The European Food Safety Authority conducted a study in 2007 across 5,665 chicken farms in 25 countries and found that cage-produced eggs (eggs produced by chickens kept in cages) had a 33 times higher risk of Salmonella infection compared to non-cage-produced eggs.
The US Department of Agriculture found that keeping hens in cages for their entire lives can cause stress, making the hens more susceptible to disease and resulting in diseased eggs.
II. Organic Certification
As mentioned above, different rearing methods have a direct impact on animal welfare and meat quality. So, how can we tell how the chickens were raised? Do we need to spend an hour in front of the shelves? No, there is a way – just look for the organic certification.
In Switzerland, there are three main types of chicken rearing methods for consumers to choose from:
1. Organic Bio (starts with the number 0): chickens are fed organic feed, and the size of indoor and outdoor activity spaces is regulated.

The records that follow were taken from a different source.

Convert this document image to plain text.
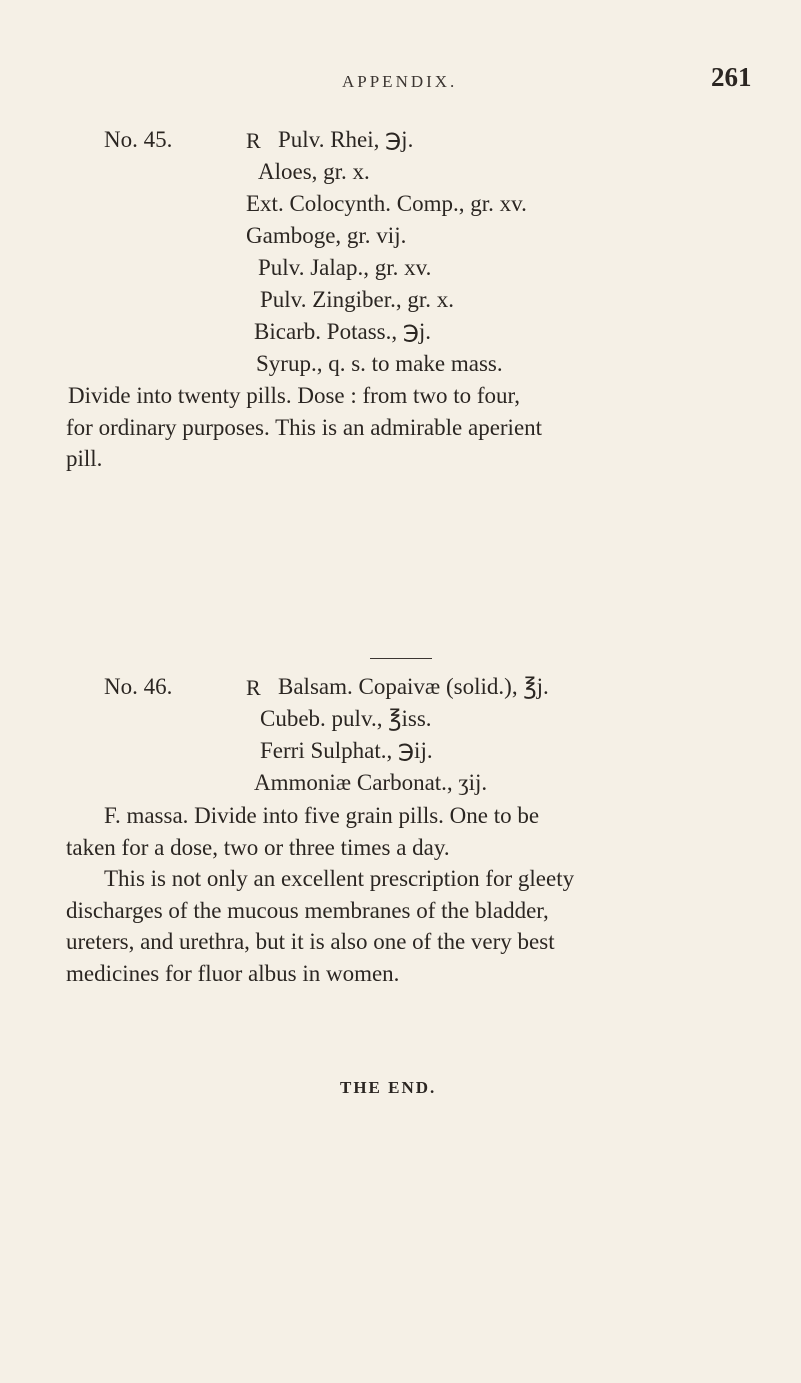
APPENDIX.	261
No. 45.	R Pulv. Rhei, ℈j.
Aloes, gr. x.
Ext. Colocynth. Comp., gr. xv.
Gamboge, gr. vij.
Pulv. Jalap., gr. xv.
Pulv. Zingiber., gr. x.
Bicarb. Potass., ℈j.
Syrup., q. s. to make mass.
Divide into twenty pills. Dose : from two to four,
for ordinary purposes. This is an admirable aperient
pill.
No. 46.	R Balsam. Copaivæ (solid.), ℥j.
Cubeb. pulv., ℥iss.
Ferri Sulphat., ℈ij.
Ammoniæ Carbonat., ʒij.
F. massa. Divide into five grain pills. One to be
taken for a dose, two or three times a day.
This is not only an excellent prescription for gleety
discharges of the mucous membranes of the bladder,
ureters, and urethra, but it is also one of the very best
medicines for fluor albus in women.
THE END.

The indoor activity space for each chicken must be at least 0.2 square meters, the sunroom (Wintergarten, an indoor space with fresh air and natural light) should be 0.1 square meters, and the outdoor space should be 5 square meters.
2. Free-range Freilandhaltung (starts with the number 1): indoor and outdoor spaces are half organic rearing, and there must be daily outdoor activity time.
3. Floor-housed Bodenhaltung (starts with the number 2): indoor rearing, and each chicken has an activity space of 0.1 square meters and must have perches to satisfy their natural tendency to perch high.
Therefore, anyone holding a valid organic certification cannot rear chickens in cages. This is one of the simplest and most efficient exclusion methods.
Of course, the "organic" label must be traceable, i.e., the organization that issued the organic label must be clearly stated, rather than sellers claiming their products are organic or sticking organic stickers on products themselves.
III. Use of Medications
First, we need to understand why chicken farmers give antibiotics to chickens.
In 1951, the US chicken industry discovered that adding antibiotics to feed could save a considerable amount of feed costs. Chickens fed with feed containing antibiotics grow quickly, have a high sales rate, and thus generate more profits.
Professor Burt, who conducted this research at the University of Wisconsin in the US, said that when increasing the amount of antibiotics fed, natural antifungal substances in the chicken's intestines will rapidly multiply, thereby resisting various diseases and making the chickens grow even faster.
However, what about the health of consumers? Of course, this is not a consideration for some chicken farmers.
Four) Factory specifications for chicken essence extraction
The last point is the factory specifications.
Long-term excessive use of antibiotics in chickens may produce "antibiotic-resistant bacteria" in the chicken's body. These antibiotic-resistant bacteria can affect our intestinal flora.
Therefore, although chicken meat is rich in nutrients, as long as we eat the wrong chicken, our health can be compromised in minutes.